A draft of the guidelines to be issued by Donald Tusk, President of the European Council, seen by the Financial Times, suggests that the European Council will play down the possibility of a hybrid Brexit model in which the UK sits outside the single market but retains access to financial services passport rights. This contrasts with comments made by the UK Prime Minister on Friday and over the weekend. Might this mean that we are edging a little closer to a clearer understanding of the parties' starting negotiating positions, at least in a financial services context?
That may depend on the follow-up to these pronouncements and whether they are subsequently reflected in further statements and more detailed written materials.

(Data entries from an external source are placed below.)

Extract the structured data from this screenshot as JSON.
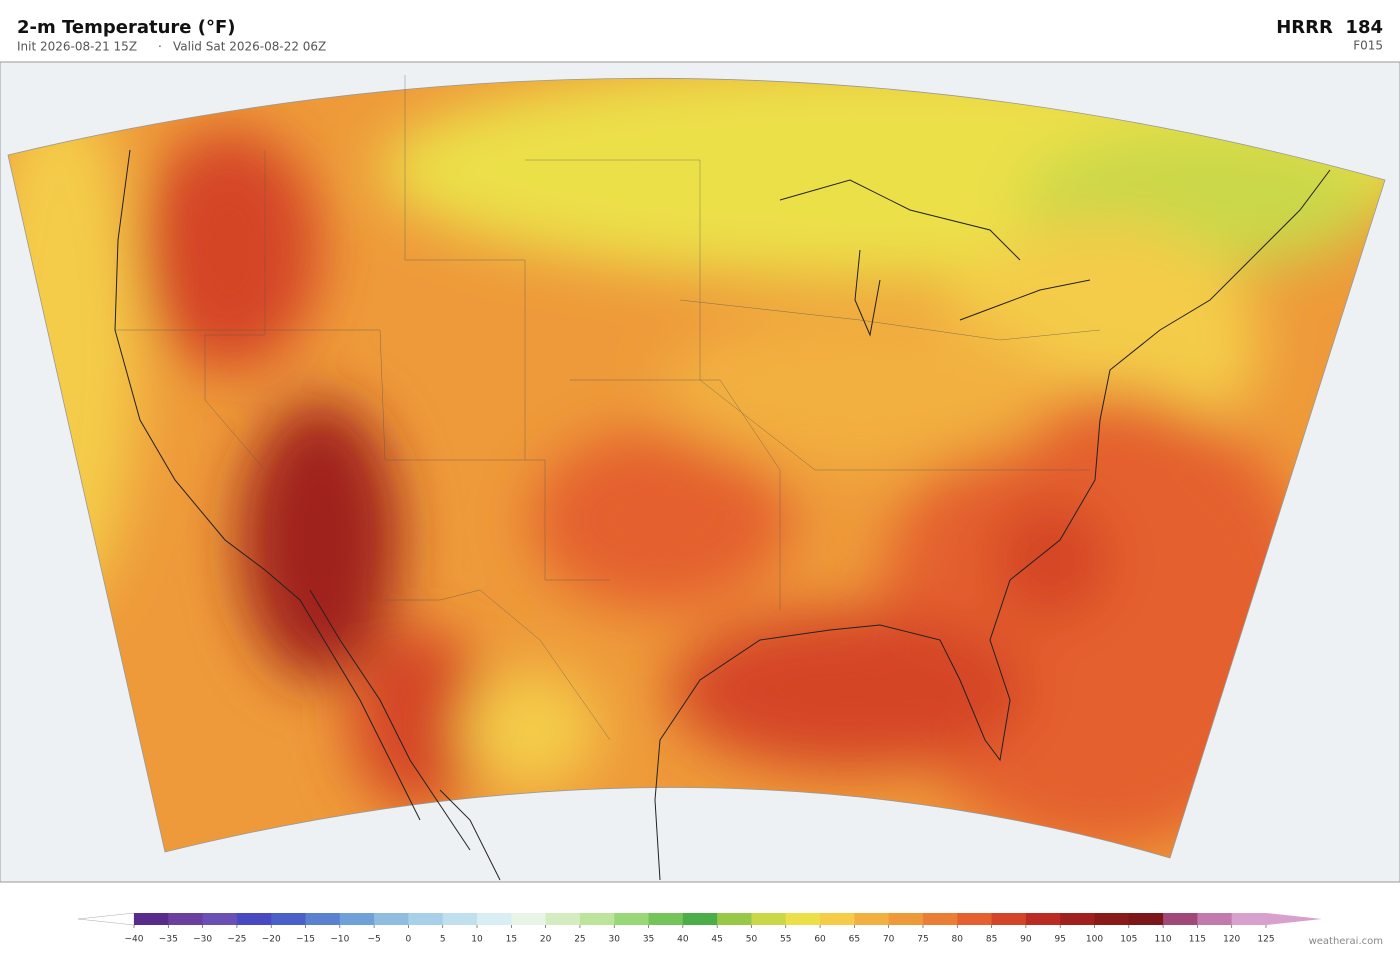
{
  "header": {
    "title": "2-m Temperature  (°F)",
    "init": "Init 2026-08-21 15Z",
    "separator": "·",
    "valid": "Valid Sat 2026-08-22 06Z",
    "model": "HRRR  184",
    "forecast_hour": "F015"
  },
  "colorbar": {
    "ticks": [
      {
        "value": -40,
        "label": "−40"
      },
      {
        "value": -35,
        "label": "−35"
      },
      {
        "value": -30,
        "label": "−30"
      },
      {
        "value": -25,
        "label": "−25"
      },
      {
        "value": -20,
        "label": "−20"
      },
      {
        "value": -15,
        "label": "−15"
      },
      {
        "value": -10,
        "label": "−10"
      },
      {
        "value": -5,
        "label": "−5"
      },
      0,
      5,
      10,
      15,
      20,
      25,
      30,
      35,
      40,
      45,
      50,
      55,
      60,
      65,
      70,
      75,
      80,
      85,
      90,
      95,
      100,
      105,
      110,
      115,
      120,
      125
    ],
    "colors": [
      "#582a8c",
      "#6b3fa0",
      "#6a4fb5",
      "#4848c0",
      "#4a60c8",
      "#5a80d0",
      "#70a0d8",
      "#90bce0",
      "#a8d0e8",
      "#c0e0ee",
      "#d8eef2",
      "#e6f5e6",
      "#d4ecc0",
      "#bce49a",
      "#98d878",
      "#74c45a",
      "#4cae48",
      "#98c848",
      "#cad848",
      "#ece048",
      "#f4cc48",
      "#f2b040",
      "#ee9a3a",
      "#ea7e34",
      "#e4602e",
      "#d44428",
      "#bc2a24",
      "#a0201e",
      "#8a1a1a",
      "#7c1618",
      "#a04878",
      "#c07aac",
      "#d8a0cc"
    ],
    "under_color": "#ffffff",
    "over_color": "#d8a0cc"
  },
  "watermark": "weatherai.com"
}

Arguably, Mrs May and Mr Tusk are doing little more than reiterating what may always have been the UK's aspirations (in the case of Mrs May) and the EU's clear stance on the indivisibility of single market freedoms (in the case of Mr Tusk). However, the references to financial services are, perhaps, getting a little more intense and a little more frequent. If the financial services regulatory Brexit battle lines have not quite yet been painted, we might nevertheless be witnessing their first sketch in outline.
“Financial services aren’t goods,” he will say, according to a draft seen by the Financial Times. “They cannot be traded and supervised in the same way.” He will add: “Once a country decides to leave there are consequences: you simply can’t be ‘in’ and ‘out’ at the same time.”